Mrs. Massarene’s was a slow brain and a dull one, but she was not really stupid; in some matters she was shrewd, and she began dimly to perceive what was expected of her and her William, and what quid pro quo would be demanded by this lovely lady who had the keys of society if she used any of these keys in their favor; she had had glimmerings of this before, but it had never presented itself before her so clearly as now. She had sense enough, however, to keep the discovery to herself. “I’ll tell Mr. Massarene, ma’am,” she said meekly, “and I know he’ll be very proud to wait on you. Shall it be to-morrow?”
“Yes; to-morrow, before luncheon. About half-past twelve.”
“I won’t forget, ma’am.”
“And I’ll come and dine with you next week. I’ll bring some people, my sisters; they won’t mind, Carrie certainly won’t. Lady Wisbeach, you know. What day? Oh, I don’t know. I must go home and look at my book. I think there is something of no importance that I can throw over next week.”
“And how many will be there at dinner, ma’am,” asked Mrs.
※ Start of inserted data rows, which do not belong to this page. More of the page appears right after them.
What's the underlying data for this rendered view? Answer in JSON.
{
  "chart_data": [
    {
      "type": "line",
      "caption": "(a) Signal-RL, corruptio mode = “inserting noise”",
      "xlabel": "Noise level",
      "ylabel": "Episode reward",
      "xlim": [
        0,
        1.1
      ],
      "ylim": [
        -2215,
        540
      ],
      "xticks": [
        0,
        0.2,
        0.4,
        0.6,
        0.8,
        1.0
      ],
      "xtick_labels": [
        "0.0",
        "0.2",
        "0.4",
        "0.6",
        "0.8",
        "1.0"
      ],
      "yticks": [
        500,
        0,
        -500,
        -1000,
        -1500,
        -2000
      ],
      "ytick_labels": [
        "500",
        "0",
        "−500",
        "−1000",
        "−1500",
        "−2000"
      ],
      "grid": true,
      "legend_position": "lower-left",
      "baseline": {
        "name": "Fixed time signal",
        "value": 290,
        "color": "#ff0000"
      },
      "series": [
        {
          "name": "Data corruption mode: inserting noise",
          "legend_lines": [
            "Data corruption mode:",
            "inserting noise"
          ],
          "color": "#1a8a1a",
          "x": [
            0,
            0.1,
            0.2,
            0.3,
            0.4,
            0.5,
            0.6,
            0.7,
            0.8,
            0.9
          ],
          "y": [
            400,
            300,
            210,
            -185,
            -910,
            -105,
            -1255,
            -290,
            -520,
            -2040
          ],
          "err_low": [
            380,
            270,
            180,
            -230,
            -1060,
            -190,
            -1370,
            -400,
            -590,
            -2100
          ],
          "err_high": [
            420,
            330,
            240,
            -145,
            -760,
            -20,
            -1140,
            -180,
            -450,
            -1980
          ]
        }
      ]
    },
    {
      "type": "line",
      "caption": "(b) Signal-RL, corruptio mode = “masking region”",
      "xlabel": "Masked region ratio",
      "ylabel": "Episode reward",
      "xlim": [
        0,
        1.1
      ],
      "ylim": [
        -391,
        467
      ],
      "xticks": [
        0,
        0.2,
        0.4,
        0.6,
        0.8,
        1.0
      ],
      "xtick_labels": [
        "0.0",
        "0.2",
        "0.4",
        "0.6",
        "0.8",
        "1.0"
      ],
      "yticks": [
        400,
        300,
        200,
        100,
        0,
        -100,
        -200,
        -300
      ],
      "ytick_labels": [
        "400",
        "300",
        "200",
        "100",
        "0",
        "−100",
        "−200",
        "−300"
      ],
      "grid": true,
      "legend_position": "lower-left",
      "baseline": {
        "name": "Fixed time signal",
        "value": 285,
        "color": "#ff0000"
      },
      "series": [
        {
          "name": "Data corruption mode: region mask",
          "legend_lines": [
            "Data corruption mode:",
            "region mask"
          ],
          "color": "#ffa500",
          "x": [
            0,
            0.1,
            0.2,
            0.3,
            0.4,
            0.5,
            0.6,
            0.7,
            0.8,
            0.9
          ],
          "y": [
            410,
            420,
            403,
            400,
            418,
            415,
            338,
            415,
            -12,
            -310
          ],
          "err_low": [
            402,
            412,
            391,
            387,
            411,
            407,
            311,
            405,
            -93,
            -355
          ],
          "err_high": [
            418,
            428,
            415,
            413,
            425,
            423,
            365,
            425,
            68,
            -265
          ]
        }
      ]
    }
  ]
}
Massarene, feeling hot all over, as she would have expressed it, at the prospect of this banquet.
“Oh, well, I can’t say. I’ll see who will come. You have a very good chef, haven’t you? If not I could get you Van Holstein’s. You know when people are well fed once they’ll come to be fed again, and they tell others.”
“Just like fowls,” murmured Mrs. Massarene, her mind reverting to the poultry yard of her youth, with the hens running over and upsetting each other in their haste to get to the meal-pan.